Namun, meskipun pandangan itu menguat, pada akhir abad ke-20 Israel justru tampak berada dalam posisi naik dalam proses pendefinisian ulang. Hal ini terlihat dari sejumlah indikator, seperti keputusan Majelis Umum PBB pada Desember 1991 yang mencabut ketetapan bahwa Zionisme merupakan salah satu bentuk rasisme. Sejak Perjanjian Oslo tahun 1993, Israel berhasil menciptakan lingkungan yang mendukung proses pendefinisian ulang yang bersifat ekspansif, dan mencapai puncaknya melalui penandatanganan Perjanjian Abraham pada tahun 2020.
Namun, perang Gaza membawa titik balik yang tajam dalam proses tersebut. Proses pendefinisian ulang yang diinginkan Israel berhenti, dan muncul proses baru yang sama sekali berbeda — yaitu pendefinisian ulang yang mengarah pada kemerosotan dan kemunduran, bukan pada dominasi dan ekspansi.
Meskipun Israel tampak masih mampu menggunakan kekuatannya di beberapa front, namun belum pernah proses pendefinisian ulang yang bersifat negatif terhadap Israel menjadi sekuat sekarang, terutama setelah Operasi “Badai Al-Aqsa” pada 7 Oktober dan seluruh perkembangan yang mengikutinya.
Beberapa minggu setelah 7 Oktober, nama Israel mulai dikaitkan dengan kekejaman, dan kemudian dengan genosida. Setelah serangan terhadap Doha, terlihat jelas bahwa sejumlah negara — termasuk Qatar dan Pakistan — mulai menggunakan istilah “negara pembangkang” (Rogue State) untuk menyebut Israel.
Perdana Menteri Qatar, Sheikh Mohammed bin Abdulrahman Al-Thani, menyebut Israel sebagai negara pembangkang. Sementara itu, utusan Pakistan untuk PBB, Asim Iftikhar Ahmad, mengatakan: “Israel adalah negara pembangkang yang tidak bertanggung jawab dan telah melakukan bentuk terburuk dari terorisme selama puluhan tahun di Jalur Gaza dan wilayah pendudukan Palestina.”

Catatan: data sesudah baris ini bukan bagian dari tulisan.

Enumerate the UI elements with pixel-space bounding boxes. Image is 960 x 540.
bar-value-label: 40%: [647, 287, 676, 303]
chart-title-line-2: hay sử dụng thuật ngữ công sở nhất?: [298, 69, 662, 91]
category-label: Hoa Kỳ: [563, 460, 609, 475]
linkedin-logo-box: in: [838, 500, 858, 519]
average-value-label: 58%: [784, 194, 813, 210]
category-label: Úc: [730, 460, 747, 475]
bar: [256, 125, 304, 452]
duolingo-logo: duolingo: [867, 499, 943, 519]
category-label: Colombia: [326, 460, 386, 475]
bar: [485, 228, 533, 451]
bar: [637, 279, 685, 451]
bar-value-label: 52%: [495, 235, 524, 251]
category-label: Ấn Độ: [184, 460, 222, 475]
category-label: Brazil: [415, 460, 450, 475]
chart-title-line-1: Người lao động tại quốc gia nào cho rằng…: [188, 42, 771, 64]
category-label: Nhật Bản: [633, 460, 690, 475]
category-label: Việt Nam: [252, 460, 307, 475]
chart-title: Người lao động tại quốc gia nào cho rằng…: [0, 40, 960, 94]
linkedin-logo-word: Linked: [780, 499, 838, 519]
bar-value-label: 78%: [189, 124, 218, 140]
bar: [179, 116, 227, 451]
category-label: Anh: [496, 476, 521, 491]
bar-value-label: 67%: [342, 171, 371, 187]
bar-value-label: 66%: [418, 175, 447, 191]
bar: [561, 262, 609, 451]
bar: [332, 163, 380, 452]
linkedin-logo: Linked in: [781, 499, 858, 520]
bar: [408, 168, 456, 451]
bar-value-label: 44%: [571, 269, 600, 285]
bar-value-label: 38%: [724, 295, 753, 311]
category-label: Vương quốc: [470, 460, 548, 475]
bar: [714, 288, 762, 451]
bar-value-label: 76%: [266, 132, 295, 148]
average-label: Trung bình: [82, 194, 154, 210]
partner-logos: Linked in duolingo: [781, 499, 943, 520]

Istilah “negara pembangkang” sebelumnya lazim digunakan dalam wacana Amerika Serikat sebagai bentuk hukuman dan cap terhadap negara-negara yang ingin ditekan oleh Washington. AS menggunakan istilah itu untuk negara-negara yang dianggap bermusuhan terhadap perdamaian dan menentang kebijakan tatanan internasional. Hampir semua presiden AS menggunakannya terhadap lawan-lawannya — baik Uni Soviet, Iran, maupun Korea Utara. Namun kini, istilah itu justru melekat pada sekutu terpenting AS, yaitu Israel.
Selain istilah Rogue State, muncul pula istilah “negara terbuang” (Pariah State), yang berarti negara yang mengalami isolasi diplomatik dan penghinaan moral yang luas di tingkat internasional karena melanggar hukum internasional dan melakukan kejahatan perang. Sepanjang tahun 2024 dan 2025, istilah ini semakin sering digunakan untuk menggambarkan negara pendudukan Israel.
Hal yang penting di sini adalah bahwa sebuah negara atau entitas tidak dengan mudah menjadi negara pembangkang atau terbuang. Proses ini kompleks dan biasanya memakan waktu panjang. Namun dalam kasus Israel, perubahan pandangan dunia dari negara “demokratis dan maju” menjadi negara pembangkang dan terbuang terjadi dengan sangat cepat — lebih cepat daripada kemampuannya untuk menghadapinya.